With just days left until the September 15, 2025 Income Tax Return (ITR) deadline, millions of Indian taxpayers face a crucial reminder: missing the due
date could trigger late fees, delayed refunds, and increased scrutiny from the Income Tax Department. While a belated ITR can still be filed until 31 December 2025, experts caution that the financial and legal implications are significant. “Under Section 234F, a late fee of up to Rs 5,000 may be levied for belated ITRs. If the income is below Rs 5 lakh, the penalty is capped at Rs 1,000,” explained Abhishek Soni, Chartered Accountant and co-founder of Tax2Win, in a note to ET Online. Key consequences of late filing
- Late fee: Rs 1,000 for incomes below Rs 5 lakh, Rs 5,000 otherwise.
- Interest charges: Sections 234A, 234B, and 234C add interest on delayed or shortfall in tax payments.
- Loss of benefits: Except for unabsorbed depreciation and house property losses, most carry-forward tax benefits lapse.
- Delayed refunds: Late returns often lead to longer refund processing times.
- Increased scrutiny: The department may closely examine belated filings.

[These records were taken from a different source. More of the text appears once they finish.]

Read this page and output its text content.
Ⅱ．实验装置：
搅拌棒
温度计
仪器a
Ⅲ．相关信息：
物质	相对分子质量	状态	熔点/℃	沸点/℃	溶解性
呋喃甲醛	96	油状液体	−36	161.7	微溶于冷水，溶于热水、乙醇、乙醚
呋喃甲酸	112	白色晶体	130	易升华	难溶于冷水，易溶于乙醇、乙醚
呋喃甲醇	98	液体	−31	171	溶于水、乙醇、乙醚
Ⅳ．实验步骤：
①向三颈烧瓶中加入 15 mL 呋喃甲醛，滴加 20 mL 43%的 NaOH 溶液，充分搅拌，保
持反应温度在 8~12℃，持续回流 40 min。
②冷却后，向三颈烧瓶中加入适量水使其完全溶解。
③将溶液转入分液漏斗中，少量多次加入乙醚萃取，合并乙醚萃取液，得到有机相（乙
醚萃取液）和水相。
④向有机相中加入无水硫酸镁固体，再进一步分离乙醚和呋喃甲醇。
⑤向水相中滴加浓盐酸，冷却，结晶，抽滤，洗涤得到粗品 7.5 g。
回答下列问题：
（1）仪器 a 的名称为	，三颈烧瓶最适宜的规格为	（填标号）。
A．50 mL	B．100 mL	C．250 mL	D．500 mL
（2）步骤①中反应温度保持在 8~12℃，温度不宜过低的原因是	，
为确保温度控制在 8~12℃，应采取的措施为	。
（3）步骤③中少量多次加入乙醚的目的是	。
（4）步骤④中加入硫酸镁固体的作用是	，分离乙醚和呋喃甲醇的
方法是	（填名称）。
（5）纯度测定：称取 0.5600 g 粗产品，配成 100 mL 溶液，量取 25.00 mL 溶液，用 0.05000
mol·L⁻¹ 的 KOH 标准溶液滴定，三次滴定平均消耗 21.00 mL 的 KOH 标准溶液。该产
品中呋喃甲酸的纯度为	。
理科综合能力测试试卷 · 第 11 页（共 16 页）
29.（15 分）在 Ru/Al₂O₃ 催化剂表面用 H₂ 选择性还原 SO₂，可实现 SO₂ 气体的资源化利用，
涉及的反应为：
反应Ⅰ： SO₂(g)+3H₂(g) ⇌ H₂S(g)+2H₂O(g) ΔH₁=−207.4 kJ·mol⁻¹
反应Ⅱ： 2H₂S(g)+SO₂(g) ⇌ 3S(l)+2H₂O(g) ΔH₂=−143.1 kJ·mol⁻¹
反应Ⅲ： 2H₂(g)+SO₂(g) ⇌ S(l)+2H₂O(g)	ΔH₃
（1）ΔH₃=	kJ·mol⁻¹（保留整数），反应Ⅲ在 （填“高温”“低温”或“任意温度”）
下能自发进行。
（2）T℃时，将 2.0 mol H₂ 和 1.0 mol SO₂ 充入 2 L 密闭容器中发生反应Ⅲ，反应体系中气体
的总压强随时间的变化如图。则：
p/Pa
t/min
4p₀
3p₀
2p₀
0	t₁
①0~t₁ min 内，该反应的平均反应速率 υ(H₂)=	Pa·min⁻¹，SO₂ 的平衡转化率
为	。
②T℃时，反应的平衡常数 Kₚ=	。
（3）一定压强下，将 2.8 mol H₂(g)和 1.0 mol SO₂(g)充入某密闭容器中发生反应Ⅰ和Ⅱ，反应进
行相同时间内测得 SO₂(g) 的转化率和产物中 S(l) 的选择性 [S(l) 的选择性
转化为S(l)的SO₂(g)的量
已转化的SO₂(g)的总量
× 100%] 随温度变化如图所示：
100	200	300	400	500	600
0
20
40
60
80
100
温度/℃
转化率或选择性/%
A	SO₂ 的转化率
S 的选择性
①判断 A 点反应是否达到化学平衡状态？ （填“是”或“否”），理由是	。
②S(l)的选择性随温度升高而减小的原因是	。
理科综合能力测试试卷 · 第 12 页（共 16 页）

Beyond financial penalties, late filing limits taxpayer flexibility. “If an individual files their ITR after the original due date, they cannot switch between the old and new tax regimes,” Soni said.
Hitesh Jain, Partner – Direct Tax, N. A. Shah Associates LLP, highlighted another nuance: “From AY 2024–25 onwards, the new tax regime is the default. If taxpayers wish to opt for the old regime, their ITR must be filed before the due date under Section 139(1). Only then can they revise and switch regimes later.”
Legal risks of ignoring ITR filing
Failure to file even a belated return can invite harsher consequences, including prosecution. In one 2024 case, a Delhi woman was sentenced to jail for non-filing of ITR despite having taxable income.
For taxpayers, filing on time ensures not just compliance but also smoother refunds, retention of benefits, and the freedom to choose their preferred tax regime. With the deadline fast approaching, financial advisors are urging individuals not to rely on last-minute extensions.